Given that point a (- 2,0) B (0,2), C is any point on the circle x ^ 2 + y ^ 2 + 2x = 0, then the maximum area of triangle ABC is?

As shown in the following figure, let the tangent y = x + B and the circle x ^ 2 + y ^ 2 + 2x = 0 be tangent to point C
That is, the equation x ^ 2 + (x + b) ^ 2 + 2x = 0 has only one real root
x²+(b+1)x+b²/2=0
(b+1)²-2b²=0
-b²+2b+1=0
(b-1)²=2
B = 1 - √ 2 (positive value 1 + √ 2 is rounded off)
|AB|=2√2
The distance from C to AB is the distance between the line AB and the tangent y = x + B
=(2-b)/√2 = (2-1+√2)/√2= (√2+2)/2
Maximum ABC area = & nbsp; (1 / 2) * 2 √ 2 * & nbsp; (√ 2 + 2) / 2 = 1 + √ 2

The equation y = f (x) denotes a curve. In the new coordinate system, the equation is y '= f (x' + 1) + 2, then the origin of the new coordinate system is the equation in the original coordinate system
If we know that "m = 1" is a complex number and m ^ 2-1 + I is a pure imaginary number, what is the condition?

① y=f(x)
y'=f(x'+1)+2
∴ y'-2=f'(x'+1)
The transformation formula is y = y '- 2, x = x' + 1
The original coordinates of the new origin are (1, - 2)
② Is there a condition that M is a real number
If not, "m = 1" is a sufficient and unnecessary condition for the complex number m ^ 2-1 + I to be "pure imaginary"

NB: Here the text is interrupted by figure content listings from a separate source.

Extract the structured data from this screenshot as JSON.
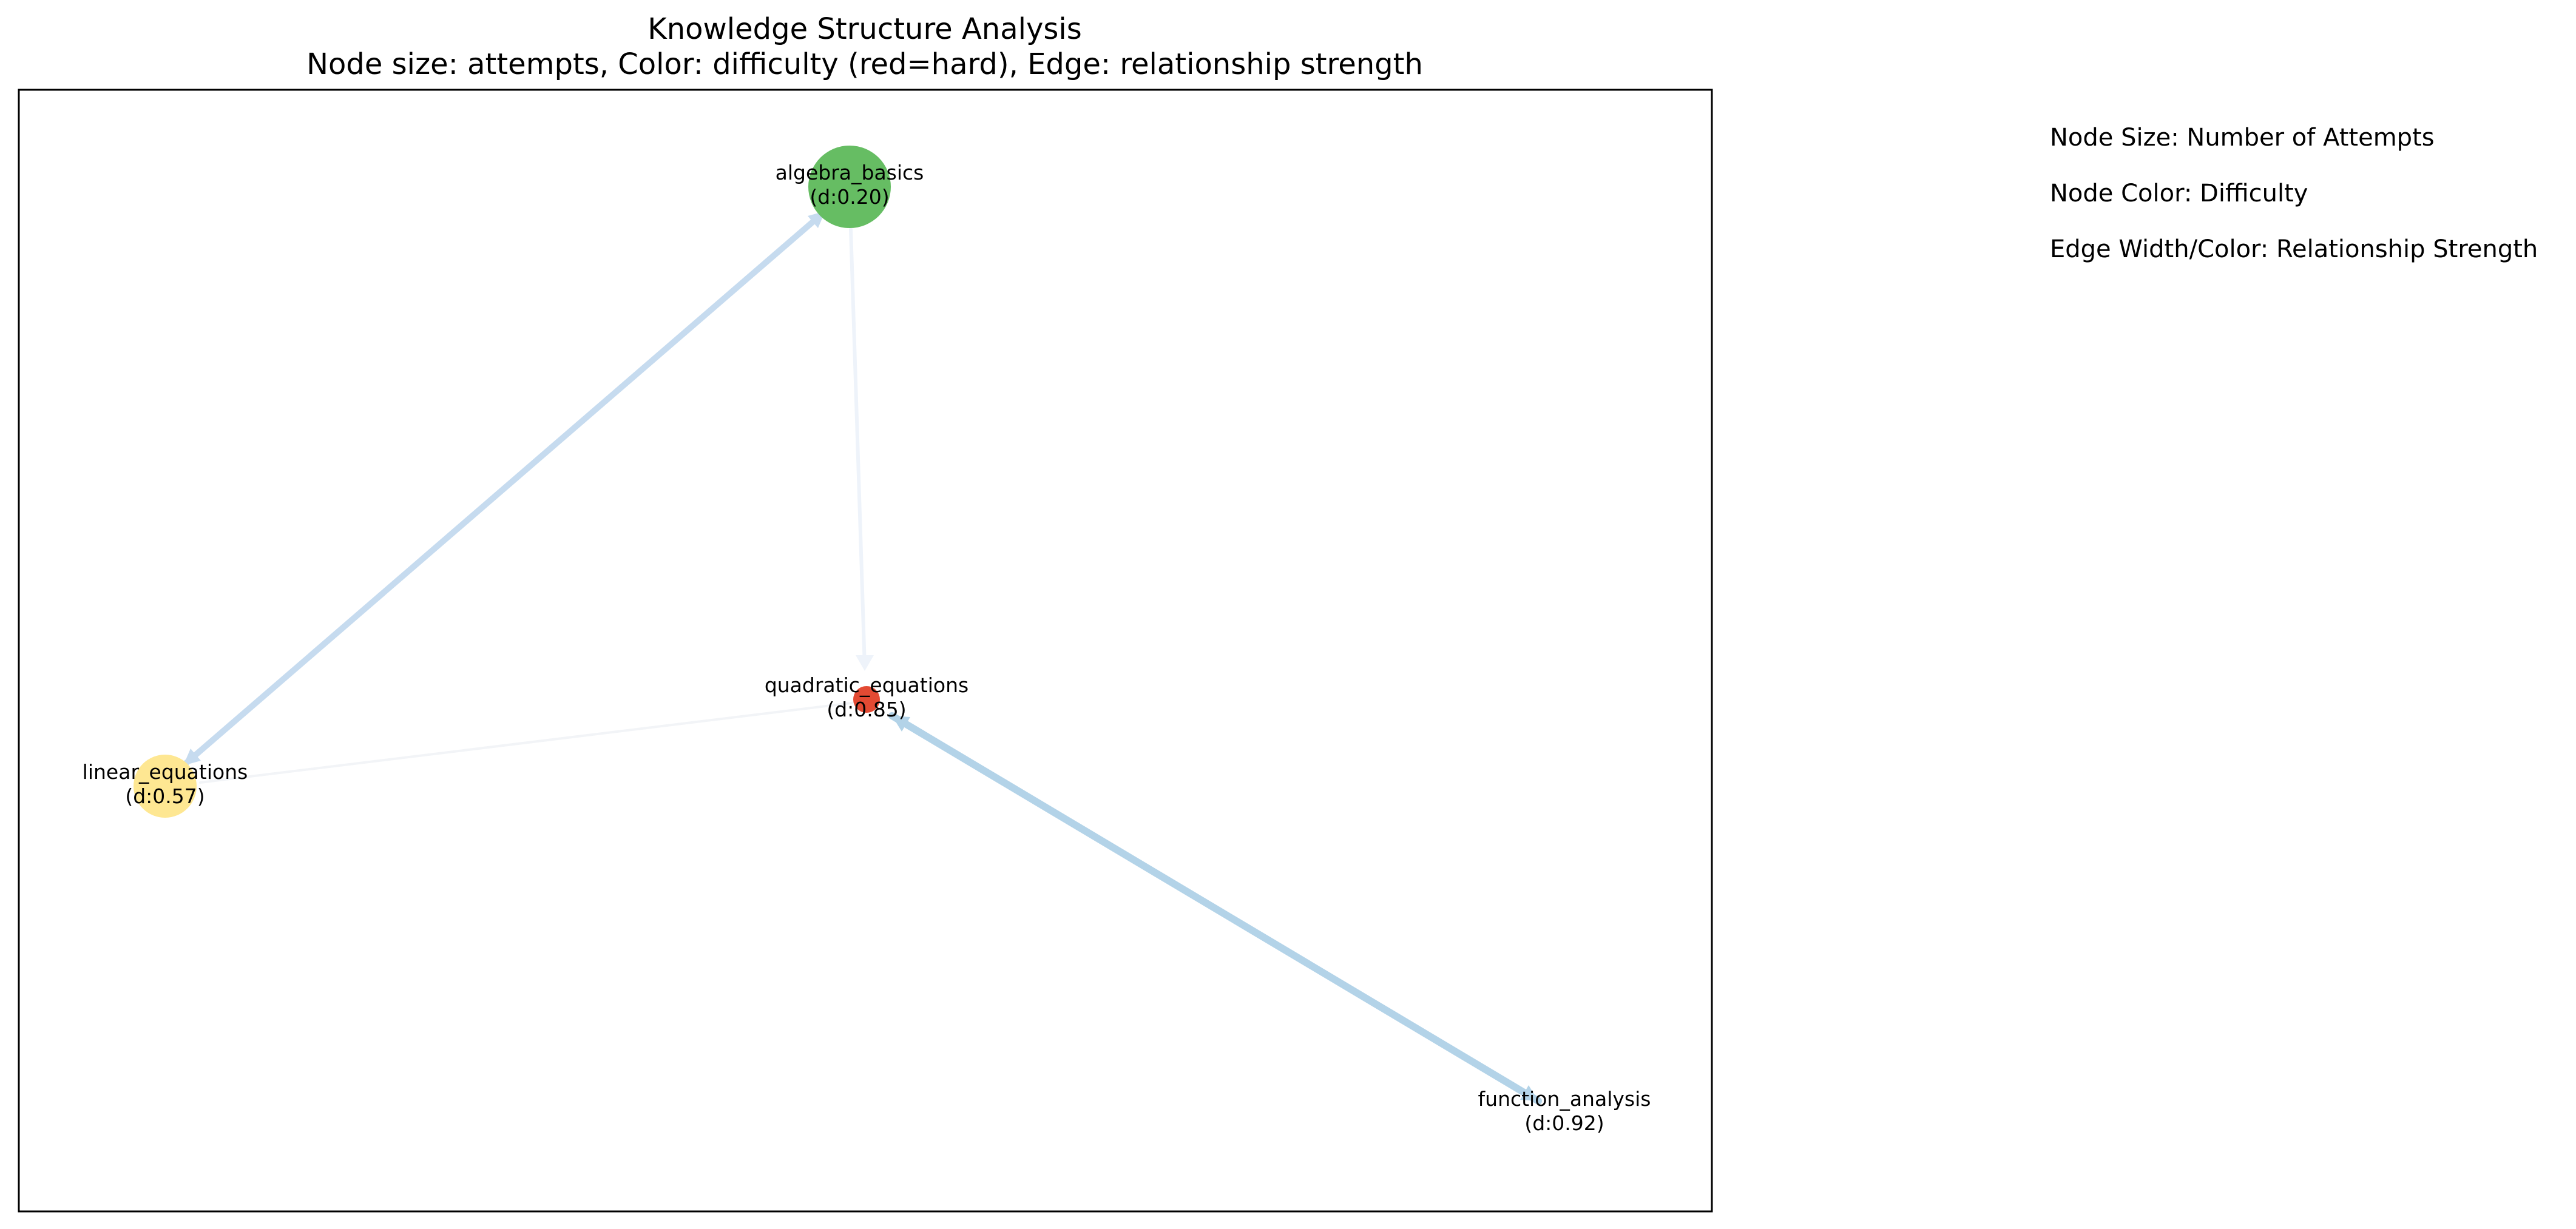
{
  "title": {
    "line1": "Knowledge Structure Analysis",
    "line2": "Node size: attempts, Color: difficulty (red=hard), Edge: relationship strength"
  },
  "legend": {
    "node_size": "Node Size: Number of Attempts",
    "node_color": "Node Color: Difficulty",
    "edge": "Edge Width/Color: Relationship Strength"
  },
  "nodes": [
    {
      "id": "algebra_basics",
      "name": "algebra_basics",
      "difficulty_label": "(d:0.20)",
      "difficulty": 0.2,
      "color": "#66bd63"
    },
    {
      "id": "quadratic_equations",
      "name": "quadratic_equations",
      "difficulty_label": "(d:0.85)",
      "difficulty": 0.85,
      "color": "#e34a33"
    },
    {
      "id": "linear_equations",
      "name": "linear_equations",
      "difficulty_label": "(d:0.57)",
      "difficulty": 0.57,
      "color": "#fee792"
    },
    {
      "id": "function_analysis",
      "name": "function_analysis",
      "difficulty_label": "(d:0.92)",
      "difficulty": 0.92,
      "color": "#ffffff"
    }
  ],
  "edges": [
    {
      "from": "algebra_basics",
      "to": "linear_equations",
      "color": "#c6dbef"
    },
    {
      "from": "linear_equations",
      "to": "algebra_basics",
      "color": "#c6dbef"
    },
    {
      "from": "algebra_basics",
      "to": "quadratic_equations",
      "color": "#eef3fa"
    },
    {
      "from": "quadratic_equations",
      "to": "linear_equations",
      "color": "#f2f4f7"
    },
    {
      "from": "quadratic_equations",
      "to": "function_analysis",
      "color": "#b3d3e8"
    },
    {
      "from": "function_analysis",
      "to": "quadratic_equations",
      "color": "#b3d3e8"
    }
  ]
}
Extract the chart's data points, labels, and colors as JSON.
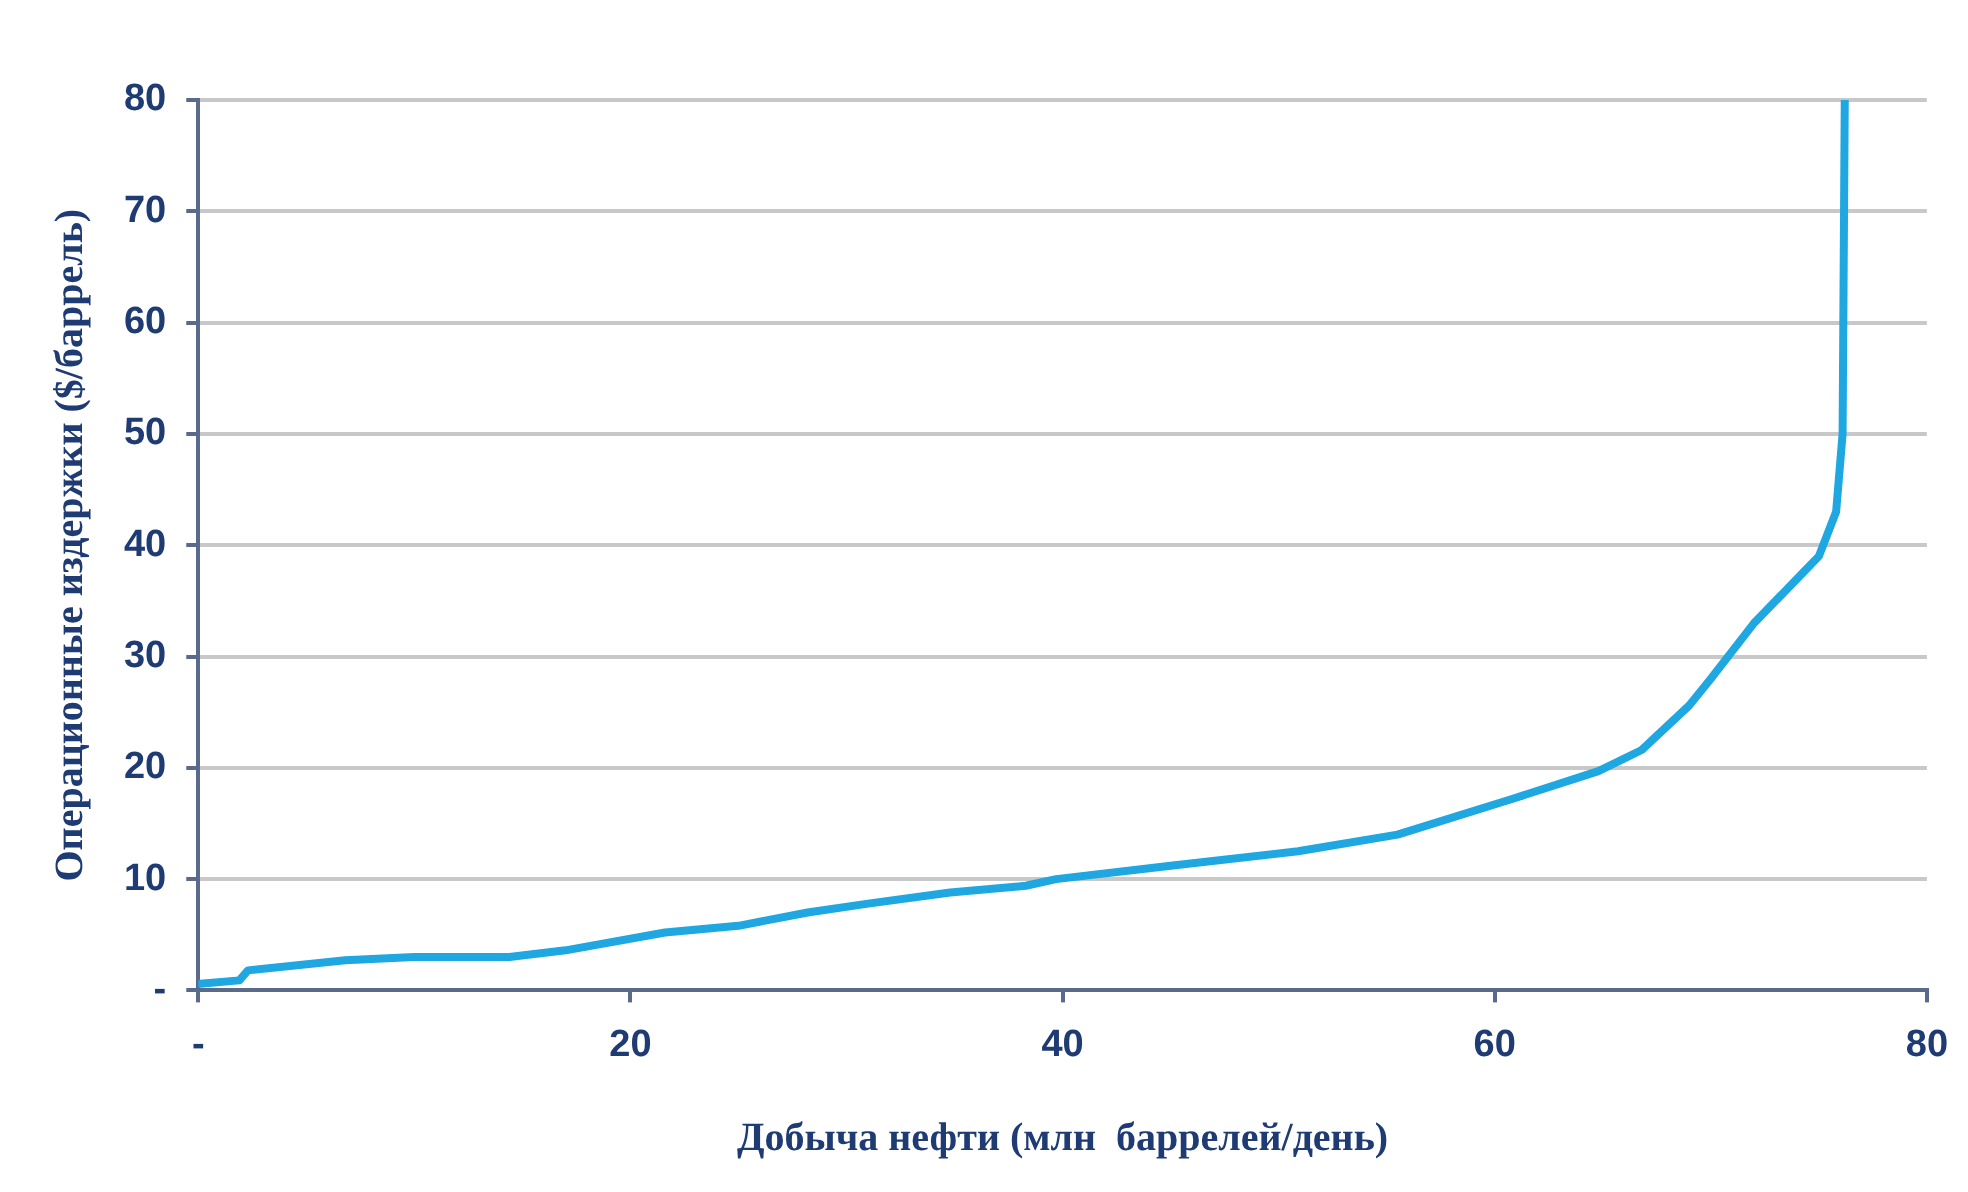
{
  "chart_data": {
    "type": "line",
    "xlabel": "Добыча нефти (млн  баррелей/день)",
    "ylabel": "Операционные издержки ($/баррель)",
    "x": [
      0.1,
      1.9,
      2.3,
      6.8,
      10,
      14.4,
      17,
      21.6,
      25,
      28.2,
      31,
      34.8,
      38.3,
      39.7,
      45,
      50.9,
      55.5,
      60.8,
      64.8,
      66.8,
      69,
      70,
      72,
      74,
      75,
      75.8,
      76.1,
      76.2
    ],
    "series": [
      {
        "color": "#1ea7e0",
        "values": [
          0.6,
          0.9,
          1.8,
          2.7,
          3.0,
          3.0,
          3.6,
          5.2,
          5.8,
          7.0,
          7.8,
          8.8,
          9.4,
          10,
          11.2,
          12.5,
          14,
          17.2,
          19.7,
          21.6,
          25.6,
          28,
          33,
          37,
          39,
          43,
          50,
          80
        ]
      }
    ],
    "xlim": [
      0,
      80
    ],
    "xticks": [
      {
        "value": 0,
        "label": "-"
      },
      20,
      40,
      60,
      80
    ],
    "ylim": [
      0,
      80
    ],
    "yticks": [
      {
        "value": 0,
        "label": "-"
      },
      10,
      20,
      30,
      40,
      50,
      60,
      70,
      80
    ],
    "grid": "y",
    "legend": false,
    "marker": "none",
    "line_style": "solid"
  }
}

If the equation (m-1) x & sup2; + 2Y & sup2; + M & sup2; - 2m-3 = 0 denotes an ellipse, then the range of real number m is?

m²-2m-30
m-1≠2
Solution
-1

If the equation x + 2y-2m √ (x + 2Y) + m + 2 = 0 represents a straight line, then the value range of real number m is?

x+2y-2m√(x+2y)+m+2=0
[√(x+2y)-m]^2=(m+1)*(m-2)≥0
m≤-1,m ≥2

Given that point a (- 2,0) B (0,2), C is any point on the circle x ^ 2 + y ^ 2 + 2x = 0, then the maximum area of triangle ABC is?